Many of those posting Thursday said they were appalled at the right-wing attacks, some of which implied that older Brits weren’t treated for cancer because it wasn’t worth it, or that English people were so desperate for adequate dentistry that they used super glue to fix their teeth, or a statement, by Republican Congressman Paul Broun of Georgia, that Britons simply didn’t value human life as highly as Americans.

One tweeter said he was disgusted that some in the U.S., which is fighting alongside Britain in Afghanistan, would malign their trans-Atlantic ally.

“The NHS is something that we treasure, built by our ancestors,” Pete Smith, 42, said in a telephone interview. “To see it derided by politicians and corporate goons is deeply offensive.”

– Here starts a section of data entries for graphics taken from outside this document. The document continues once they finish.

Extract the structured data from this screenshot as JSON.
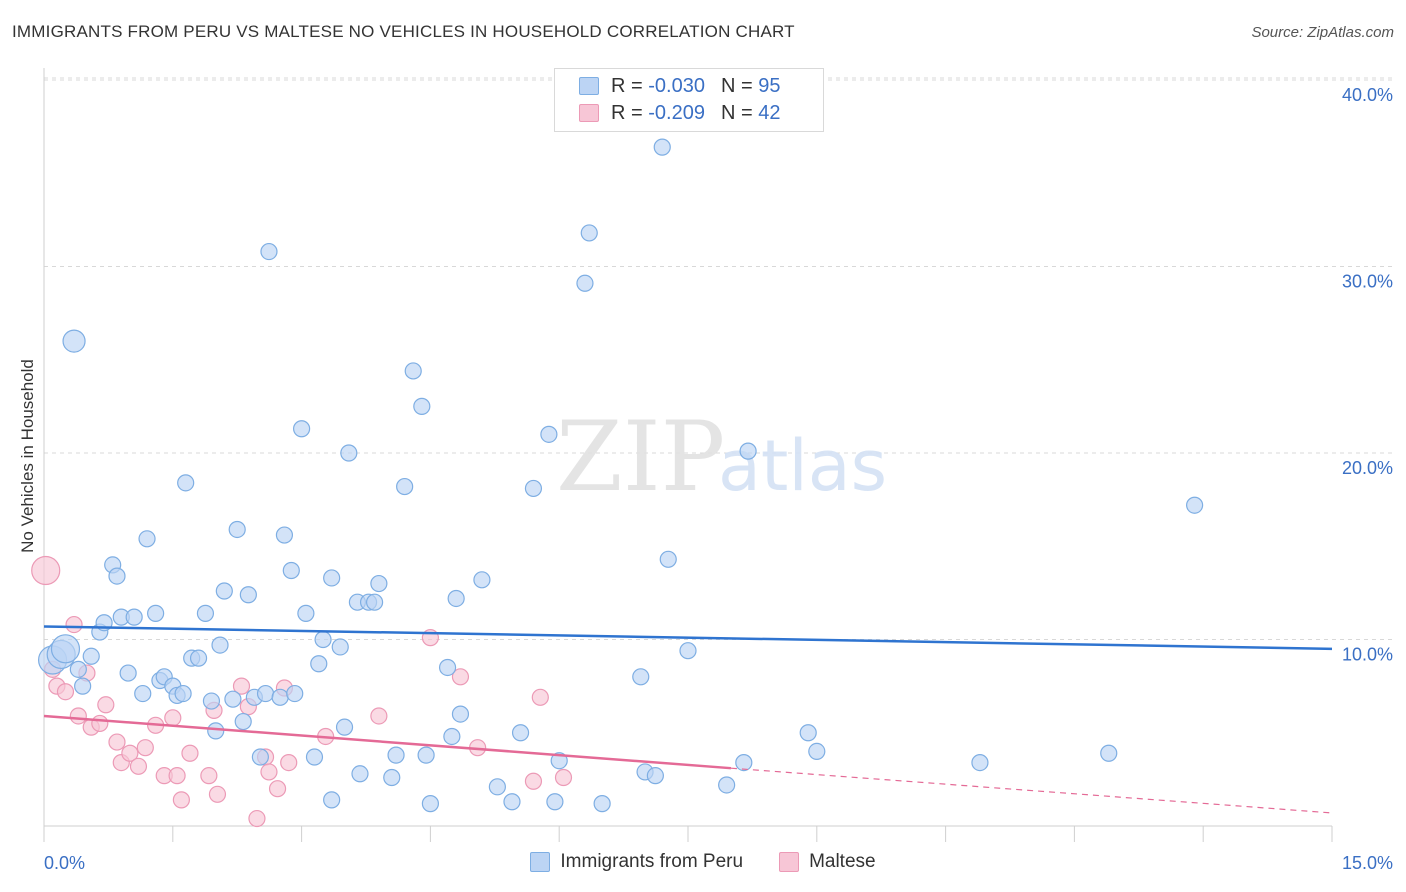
{
  "title": "IMMIGRANTS FROM PERU VS MALTESE NO VEHICLES IN HOUSEHOLD CORRELATION CHART",
  "source": "Source: ZipAtlas.com",
  "watermark": {
    "zip": "ZIP",
    "atlas": "atlas"
  },
  "legend_top": {
    "rows": [
      {
        "r_label": "R = ",
        "r_value": "-0.030",
        "n_label": "N = ",
        "n_value": "95"
      },
      {
        "r_label": "R = ",
        "r_value": "-0.209",
        "n_label": "N = ",
        "n_value": "42"
      }
    ]
  },
  "legend_bottom": {
    "series0": "Immigrants from Peru",
    "series1": "Maltese"
  },
  "colors": {
    "peru_fill": "#bcd4f4",
    "peru_stroke": "#7eaee3",
    "peru_line": "#2f74d0",
    "maltese_fill": "#f7c6d6",
    "maltese_stroke": "#ec9ab6",
    "maltese_line": "#e46a96",
    "tick_text": "#3a6fc4",
    "grid": "#d8d8d8"
  },
  "chart_data": {
    "type": "scatter",
    "title": "IMMIGRANTS FROM PERU VS MALTESE NO VEHICLES IN HOUSEHOLD CORRELATION CHART",
    "xlabel": "",
    "ylabel": "No Vehicles in Household",
    "xlim": [
      0,
      15
    ],
    "ylim": [
      0,
      40
    ],
    "x_tick_labels": [
      "0.0%",
      "15.0%"
    ],
    "y_ticks": [
      10,
      20,
      30,
      40
    ],
    "y_tick_labels": [
      "10.0%",
      "20.0%",
      "30.0%",
      "40.0%"
    ],
    "grid": true,
    "series": [
      {
        "name": "Immigrants from Peru",
        "r": -0.03,
        "n": 95,
        "trend": {
          "x": [
            0,
            15
          ],
          "y": [
            10.7,
            9.5
          ]
        },
        "points": [
          {
            "x": 0.1,
            "y": 8.9,
            "s": "l"
          },
          {
            "x": 0.2,
            "y": 9.2,
            "s": "l"
          },
          {
            "x": 0.25,
            "y": 9.5,
            "s": "l"
          },
          {
            "x": 0.35,
            "y": 26.0,
            "s": "m"
          },
          {
            "x": 0.4,
            "y": 8.4
          },
          {
            "x": 0.45,
            "y": 7.5
          },
          {
            "x": 0.55,
            "y": 9.1
          },
          {
            "x": 0.65,
            "y": 10.4
          },
          {
            "x": 0.7,
            "y": 10.9
          },
          {
            "x": 0.8,
            "y": 14.0
          },
          {
            "x": 0.85,
            "y": 13.4
          },
          {
            "x": 0.9,
            "y": 11.2
          },
          {
            "x": 0.98,
            "y": 8.2
          },
          {
            "x": 1.05,
            "y": 11.2
          },
          {
            "x": 1.15,
            "y": 7.1
          },
          {
            "x": 1.2,
            "y": 15.4
          },
          {
            "x": 1.3,
            "y": 11.4
          },
          {
            "x": 1.35,
            "y": 7.8
          },
          {
            "x": 1.4,
            "y": 8.0
          },
          {
            "x": 1.5,
            "y": 7.5
          },
          {
            "x": 1.55,
            "y": 7.0
          },
          {
            "x": 1.62,
            "y": 7.1
          },
          {
            "x": 1.65,
            "y": 18.4
          },
          {
            "x": 1.72,
            "y": 9.0
          },
          {
            "x": 1.8,
            "y": 9.0
          },
          {
            "x": 1.88,
            "y": 11.4
          },
          {
            "x": 1.95,
            "y": 6.7
          },
          {
            "x": 2.0,
            "y": 5.1
          },
          {
            "x": 2.05,
            "y": 9.7
          },
          {
            "x": 2.1,
            "y": 12.6
          },
          {
            "x": 2.2,
            "y": 6.8
          },
          {
            "x": 2.25,
            "y": 15.9
          },
          {
            "x": 2.32,
            "y": 5.6
          },
          {
            "x": 2.38,
            "y": 12.4
          },
          {
            "x": 2.45,
            "y": 6.9
          },
          {
            "x": 2.52,
            "y": 3.7
          },
          {
            "x": 2.58,
            "y": 7.1
          },
          {
            "x": 2.62,
            "y": 30.8
          },
          {
            "x": 2.75,
            "y": 6.9
          },
          {
            "x": 2.8,
            "y": 15.6
          },
          {
            "x": 2.88,
            "y": 13.7
          },
          {
            "x": 2.92,
            "y": 7.1
          },
          {
            "x": 3.0,
            "y": 21.3
          },
          {
            "x": 3.05,
            "y": 11.4
          },
          {
            "x": 3.15,
            "y": 3.7
          },
          {
            "x": 3.2,
            "y": 8.7
          },
          {
            "x": 3.25,
            "y": 10.0
          },
          {
            "x": 3.35,
            "y": 13.3
          },
          {
            "x": 3.35,
            "y": 1.4
          },
          {
            "x": 3.45,
            "y": 9.6
          },
          {
            "x": 3.5,
            "y": 5.3
          },
          {
            "x": 3.55,
            "y": 20.0
          },
          {
            "x": 3.65,
            "y": 12.0
          },
          {
            "x": 3.68,
            "y": 2.8
          },
          {
            "x": 3.78,
            "y": 12.0
          },
          {
            "x": 3.85,
            "y": 12.0
          },
          {
            "x": 3.9,
            "y": 13.0
          },
          {
            "x": 4.05,
            "y": 2.6
          },
          {
            "x": 4.1,
            "y": 3.8
          },
          {
            "x": 4.2,
            "y": 18.2
          },
          {
            "x": 4.3,
            "y": 24.4
          },
          {
            "x": 4.4,
            "y": 22.5
          },
          {
            "x": 4.45,
            "y": 3.8
          },
          {
            "x": 4.5,
            "y": 1.2
          },
          {
            "x": 4.7,
            "y": 8.5
          },
          {
            "x": 4.75,
            "y": 4.8
          },
          {
            "x": 4.8,
            "y": 12.2
          },
          {
            "x": 4.85,
            "y": 6.0
          },
          {
            "x": 5.1,
            "y": 13.2
          },
          {
            "x": 5.28,
            "y": 2.1
          },
          {
            "x": 5.45,
            "y": 1.3
          },
          {
            "x": 5.55,
            "y": 5.0
          },
          {
            "x": 5.7,
            "y": 18.1
          },
          {
            "x": 5.88,
            "y": 21.0
          },
          {
            "x": 5.95,
            "y": 1.3
          },
          {
            "x": 6.0,
            "y": 3.5
          },
          {
            "x": 6.3,
            "y": 29.1
          },
          {
            "x": 6.35,
            "y": 31.8
          },
          {
            "x": 6.5,
            "y": 1.2
          },
          {
            "x": 6.95,
            "y": 8.0
          },
          {
            "x": 7.0,
            "y": 2.9
          },
          {
            "x": 7.12,
            "y": 2.7
          },
          {
            "x": 7.2,
            "y": 36.4
          },
          {
            "x": 7.27,
            "y": 14.3
          },
          {
            "x": 7.5,
            "y": 9.4
          },
          {
            "x": 7.95,
            "y": 2.2
          },
          {
            "x": 8.15,
            "y": 3.4
          },
          {
            "x": 8.2,
            "y": 20.1
          },
          {
            "x": 8.9,
            "y": 5.0
          },
          {
            "x": 9.0,
            "y": 4.0
          },
          {
            "x": 10.9,
            "y": 3.4
          },
          {
            "x": 12.4,
            "y": 3.9
          },
          {
            "x": 13.4,
            "y": 17.2
          }
        ]
      },
      {
        "name": "Maltese",
        "r": -0.209,
        "n": 42,
        "trend": {
          "x": [
            0,
            8
          ],
          "y": [
            5.9,
            3.1
          ]
        },
        "trend_ext": {
          "x": [
            8,
            15
          ],
          "y": [
            3.1,
            0.7
          ]
        },
        "points": [
          {
            "x": 0.02,
            "y": 13.7,
            "s": "l"
          },
          {
            "x": 0.1,
            "y": 8.4
          },
          {
            "x": 0.15,
            "y": 7.5
          },
          {
            "x": 0.25,
            "y": 7.2
          },
          {
            "x": 0.35,
            "y": 10.8
          },
          {
            "x": 0.4,
            "y": 5.9
          },
          {
            "x": 0.5,
            "y": 8.2
          },
          {
            "x": 0.55,
            "y": 5.3
          },
          {
            "x": 0.65,
            "y": 5.5
          },
          {
            "x": 0.72,
            "y": 6.5
          },
          {
            "x": 0.85,
            "y": 4.5
          },
          {
            "x": 0.9,
            "y": 3.4
          },
          {
            "x": 1.0,
            "y": 3.9
          },
          {
            "x": 1.1,
            "y": 3.2
          },
          {
            "x": 1.18,
            "y": 4.2
          },
          {
            "x": 1.3,
            "y": 5.4
          },
          {
            "x": 1.4,
            "y": 2.7
          },
          {
            "x": 1.5,
            "y": 5.8
          },
          {
            "x": 1.55,
            "y": 2.7
          },
          {
            "x": 1.6,
            "y": 1.4
          },
          {
            "x": 1.7,
            "y": 3.9
          },
          {
            "x": 1.92,
            "y": 2.7
          },
          {
            "x": 1.98,
            "y": 6.2
          },
          {
            "x": 2.02,
            "y": 1.7
          },
          {
            "x": 2.3,
            "y": 7.5
          },
          {
            "x": 2.38,
            "y": 6.4
          },
          {
            "x": 2.48,
            "y": 0.4
          },
          {
            "x": 2.58,
            "y": 3.7
          },
          {
            "x": 2.62,
            "y": 2.9
          },
          {
            "x": 2.72,
            "y": 2.0
          },
          {
            "x": 2.8,
            "y": 7.4
          },
          {
            "x": 2.85,
            "y": 3.4
          },
          {
            "x": 3.28,
            "y": 4.8
          },
          {
            "x": 3.9,
            "y": 5.9
          },
          {
            "x": 4.5,
            "y": 10.1
          },
          {
            "x": 4.85,
            "y": 8.0
          },
          {
            "x": 5.05,
            "y": 4.2
          },
          {
            "x": 5.7,
            "y": 2.4
          },
          {
            "x": 5.78,
            "y": 6.9
          },
          {
            "x": 6.05,
            "y": 2.6
          }
        ]
      }
    ]
  }
}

Smith, who is HIV-positive and lives in London, said he gets the medication and therapy he needs free of charge. “I would not survive in America, not three months,” he said.

He and thousands of others were joined by Brown, who tweeted: “NHS often makes the difference between pain and comfort, despair and hope, life and death. Thanks for always being there.”

The criticism of the NHS coming out of the United States has been widely covered here. One news anchor jokingly told a U.S. guest Thursday that he hoped she would learn that “we don’t operate with screwdrivers.” A cartoon on the front page of Friday’s The Daily Telegraph showed a British doctor saying he preferred the U.S. health care system because “their hospital TV dramas are so much better.”

A report in the Times of London said that the British Embassy in Washington was reaching out to U.S. media organizations to correct factual errors in their reporting on the NHS. Back in London, the Department of Health has been reaching out to U.S. journalists too, taking the unusual step of emailing the AP a three-page rebuttal of what it said were misconceptions being circulated by U.S. critics of Britain’s health service.